India’s Efforts to Beat Plastic Pollution:

  • Many of the Indian states and UTs have joined the mission to fight against plastic pollution by announcing a ban on single-use plastics like carrying bags, cups/containers, straws, and thermocouple products. In 2018, India won global acclaim for its “BEAT PLASTIC POLLUTION” theme declared on June 05 i.e. World Environment Day.
  • Bio-Medical Waste Management (Amendment) Rules, 2018- to protect and preserve the environment and human health from the infectious bio-medical wastes generated from the hospitals and any other health institution.
  • The Plastic Waste Management Rules, 2016- According to the provisions, the minimum thickness of the plastic carry bags has been increased from 40 microns to 50 microns.
  • Swachh Bharat Mission in 2014 further helps in the reduction of pollution.
  • Penalizing on the violation under The Environment Protection Act 1986 with a prison term up to 7 years or a fine of Rs. 1 Lakh.

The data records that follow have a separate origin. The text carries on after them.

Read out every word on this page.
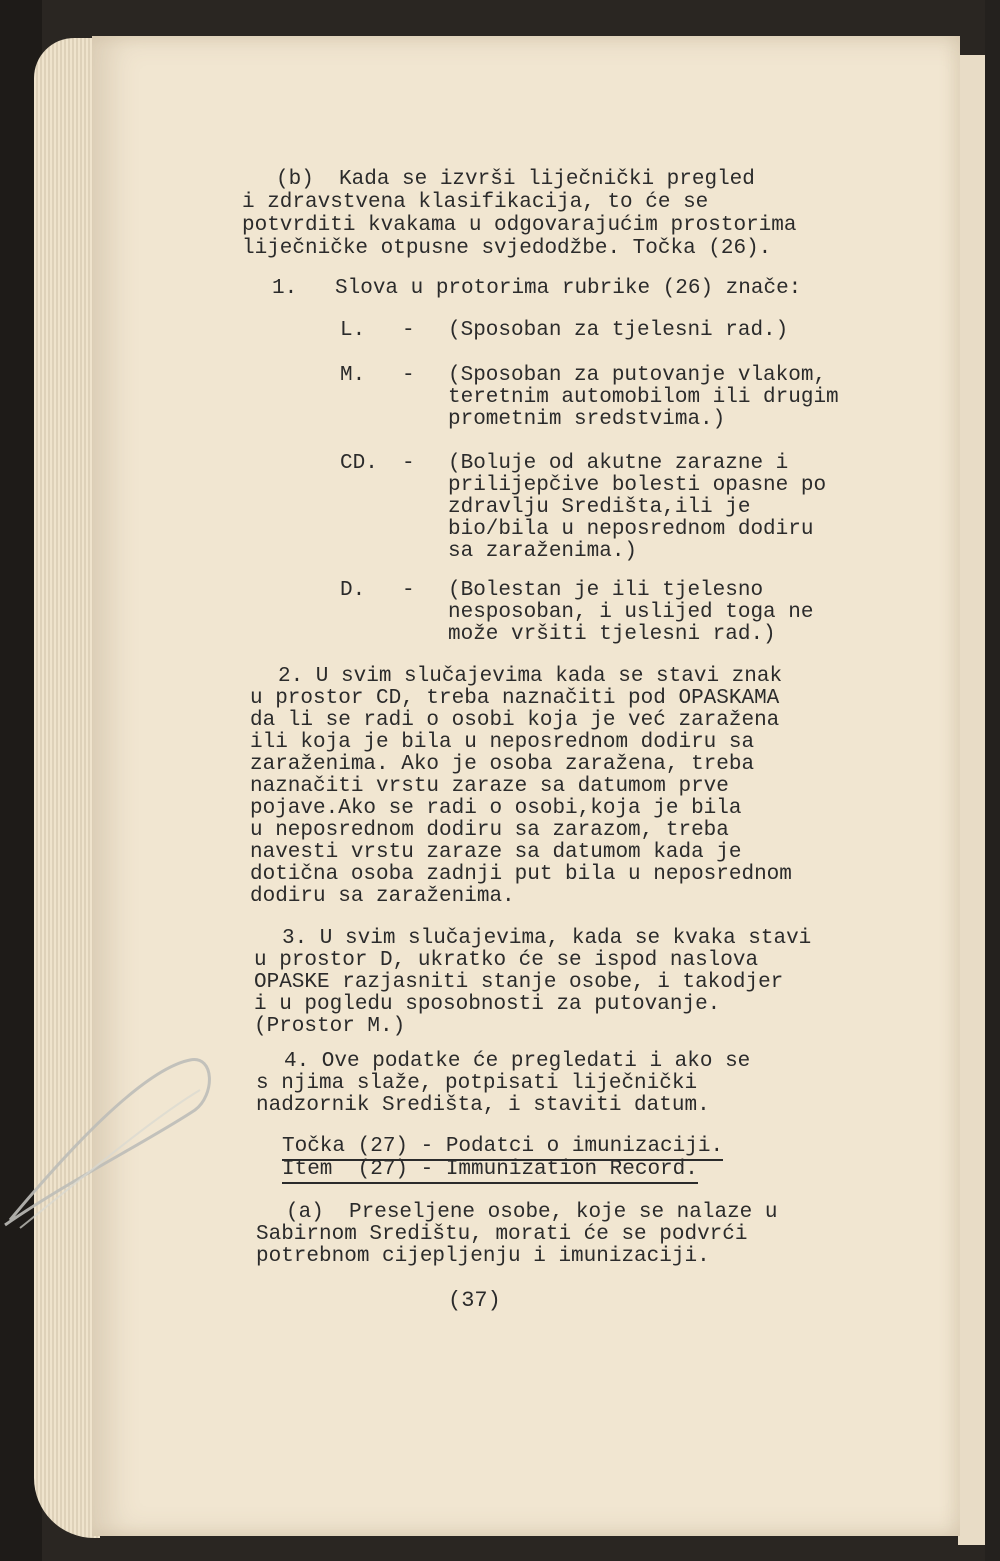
(b)  Kada se izvrši liječnički pregled

i zdravstvena klasifikacija, to će se

potvrditi kvakama u odgovarajućim prostorima

liječničke otpusne svjedodžbe. Točka (26).

1.   Slova u protorima rubrike (26) znače:

L. - (Sposoban za tjelesni rad.)
M. - (Sposoban za putovanje vlakom,
teretnim automobilom ili drugim
prometnim sredstvima.)
CD. - (Boluje od akutne zarazne i
prilijepčive bolesti opasne po
zdravlju Središta,ili je
bio/bila u neposrednom dodiru
sa zaraženima.)
D. - (Bolestan je ili tjelesno
nesposoban, i uslijed toga ne
može vršiti tjelesni rad.)

2. U svim slučajevima kada se stavi znak

u prostor CD, treba naznačiti pod OPASKAMA

da li se radi o osobi koja je već zaražena

ili koja je bila u neposrednom dodiru sa

zaraženima. Ako je osoba zaražena, treba

naznačiti vrstu zaraze sa datumom prve

pojave.Ako se radi o osobi,koja je bila

u neposrednom dodiru sa zarazom, treba

navesti vrstu zaraze sa datumom kada je

dotična osoba zadnji put bila u neposrednom

dodiru sa zaraženima.

3. U svim slučajevima, kada se kvaka stavi

u prostor D, ukratko će se ispod naslova

OPASKE razjasniti stanje osobe, i takodjer

i u pogledu sposobnosti za putovanje.

(Prostor M.)

4. Ove podatke će pregledati i ako se

s njima slaže, potpisati liječnički

nadzornik Središta, i staviti datum.

Točka (27) - Podatci o imunizaciji.

Item  (27) - Immunization Record.

(a)  Preseljene osobe, koje se nalaze u

Sabirnom Središtu, morati će se podvrći

potrebnom cijepljenju i imunizaciji.

(37)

All these efforts by the government help to reduce the use of plastic, waste management, increase reuse of plastic. In Bengaluru, waste collective estimates that the amount of plastic waste they collect has been decreased. However, there are still some concerns and challenges in beating plastic pollution.

Concerns/Challenges:

  • Plastic packaging of food, cosmetics, groceries, goods delivered by eCommerce platforms is not addressed.
  • The ban on plastic mostly faced by the small producers while the big and organized covered under the clause of EXTENDED PRODUCER RESPONSIBILITY and continue their business as usual.
  • Though The Plastic Waste Management Rules 2016 has a provision that the producers, brand owners, and importers must adopt a collect back system for the plastic introduced by them into the environment, not much has been done for it.
  • As per the 2017-18 report by the Central Pollution Control Board (CPCB), only 14 states/UTs has submitted their annual reports to the board.

Solutions/Way forward

  • The center should make legislation to define what Single-use plastic is, which is necessary for determining the constituents of the single-use plastic.
  • The state and local governments should update their waste management systems to measure the packaging waste at a true scale.
  • Role of local bodies: consultation with the manufacturers to address the problem. Similarly, cities and towns need a competitive municipal system to achieve the goal of the mission.
  • Producers or manufacturers should be charged for the production of their wastes and collect it leading to recovery and recycling.
  • Awarding and felicitating the states would make states more competitive for reducing the pollution in their respective states.
  • Awareness among the people to reduce the use of plastic would be the most effective strategy to bring the change.
  • Strict monitoring and penalizing on the violation.
  • Alternatives of plastic should be used like cloth bags, paper bags, and other biodegradable plastics.
  • Developing infrastructure for recycling these products.

Some Best practices

  • Kannur district of Kerala has become India’s first plastic-free district. District administration of Kannur takes an initiative for discouraging the use of plastic bags and disposable items.
  • In France, all kinds of plastic are banned and with this France has become the first country to pass a law for banning them against plastic pollution

Conclusion

Collective and massive support from the government authorities and public is needed to safeguard our ecosystem by reducing or say no to plastics and with this, we can absolutely make India Free from Single-use plastic. As for where we live and dreamed of everything, we cannot make it as a “plastic planet”.